In between hostess shifts at Cittanuova, hanging out with friends, and catching up on her reading list this summer, Christin Aucapina has challenged herself to improve her knowledge of Portuguese.
Come February, the 22-year-old from East Hampton, who graduated from Brown University in May, is going to speak the language every day when she heads to Brazil as a recipient of a prestigious Fulbright fellowship.
Ms. Aucapina, a 2012 graduate of the Ross School, learned this spring that she had been chosen for the Fulbright English Teaching Assistant Program, which places American students in classrooms overseas to teach students ranging from kindergarten to college.
She has already spent time abroad, including courses taken in India and Cuba. In the summer of 2014, she spent a month in the Brazilian state of Sao Paolo.

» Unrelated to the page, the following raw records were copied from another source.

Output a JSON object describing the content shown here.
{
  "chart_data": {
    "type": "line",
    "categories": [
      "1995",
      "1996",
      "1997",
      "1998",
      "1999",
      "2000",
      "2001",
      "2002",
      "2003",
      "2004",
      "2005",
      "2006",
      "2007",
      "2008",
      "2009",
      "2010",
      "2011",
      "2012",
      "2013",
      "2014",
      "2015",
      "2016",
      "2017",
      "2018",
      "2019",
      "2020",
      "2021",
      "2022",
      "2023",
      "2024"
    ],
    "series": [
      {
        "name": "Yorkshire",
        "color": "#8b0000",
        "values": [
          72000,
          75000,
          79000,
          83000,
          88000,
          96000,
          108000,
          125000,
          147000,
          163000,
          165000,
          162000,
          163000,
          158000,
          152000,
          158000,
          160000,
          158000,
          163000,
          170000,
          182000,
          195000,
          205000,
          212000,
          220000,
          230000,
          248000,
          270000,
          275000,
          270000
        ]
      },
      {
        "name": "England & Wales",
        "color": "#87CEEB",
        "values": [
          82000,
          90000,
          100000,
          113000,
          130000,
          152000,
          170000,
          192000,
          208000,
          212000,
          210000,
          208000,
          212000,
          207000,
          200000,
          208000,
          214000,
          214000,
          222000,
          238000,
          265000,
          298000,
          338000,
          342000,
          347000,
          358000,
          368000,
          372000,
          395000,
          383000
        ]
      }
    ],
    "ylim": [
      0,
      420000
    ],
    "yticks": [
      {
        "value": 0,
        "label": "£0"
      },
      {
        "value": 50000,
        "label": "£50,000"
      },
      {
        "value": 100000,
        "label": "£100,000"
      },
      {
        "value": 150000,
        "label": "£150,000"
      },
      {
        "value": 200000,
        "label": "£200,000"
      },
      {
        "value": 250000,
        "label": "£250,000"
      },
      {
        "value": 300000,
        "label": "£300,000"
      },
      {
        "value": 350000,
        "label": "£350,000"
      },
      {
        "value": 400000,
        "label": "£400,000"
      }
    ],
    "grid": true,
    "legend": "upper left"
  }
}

“I really love Brazil,” she said. “I love how diverse it is. Their culture is really lively, and the people are extremely friendly. . . . It’s a really open community.”
Winning a Fulbright placement is a strenuous process; she spent months fine-tuning her application, Ms. Aucapina said. Because most applicants are linguistics or language majors, and her Brown degree is in public health studies, she had to find other ways to prove herself.
According to the program’s website, in the 2015-16 school year, more than 4,400 people across the U.S. applied for the English teaching program, and about 1,000 were chosen. The Fulbright program, which is government-sponsored, awards separate fellowships for research and other special projects.
For her application, Ms. Aucapina needed recommendations from professors or work supervisors. One came from Yolanda Rome, assistant dean for first-year and sophomore studies at Brown. Ms. Aucapina spent several semesters working in Ms. Rome’s office, where she assisted other students, some of whom were in crisis.
Ms. Rome said by phone this week that Ms. Aucapina was one of her “top recommendations” for the Fulbright program. “She’s great,” Ms. Rome said. “She’s always so excited and interested in helping other people, and has this global perspective that will make her a great Fulbright scholar, so I was so happy when she got accepted.”
Ms. Aucapina will learn her specific teaching assignment in October and will begin in March, when Brazilian schools begin their academic terms.
She plans to take full advantage of her Fulbright fellowship. “I want to make the most of my time there, so I definitely will want to fit in with the campus life there and the city,” she said. “I want to get involved somehow, hopefully through a public health route. I don’t just want to go to work and come home.”
The Portuguese word that best describes her feelings right now, she said, is animada — excited. “This was my goal. I have a plan. It feels good to know what I’m doing after graduation.”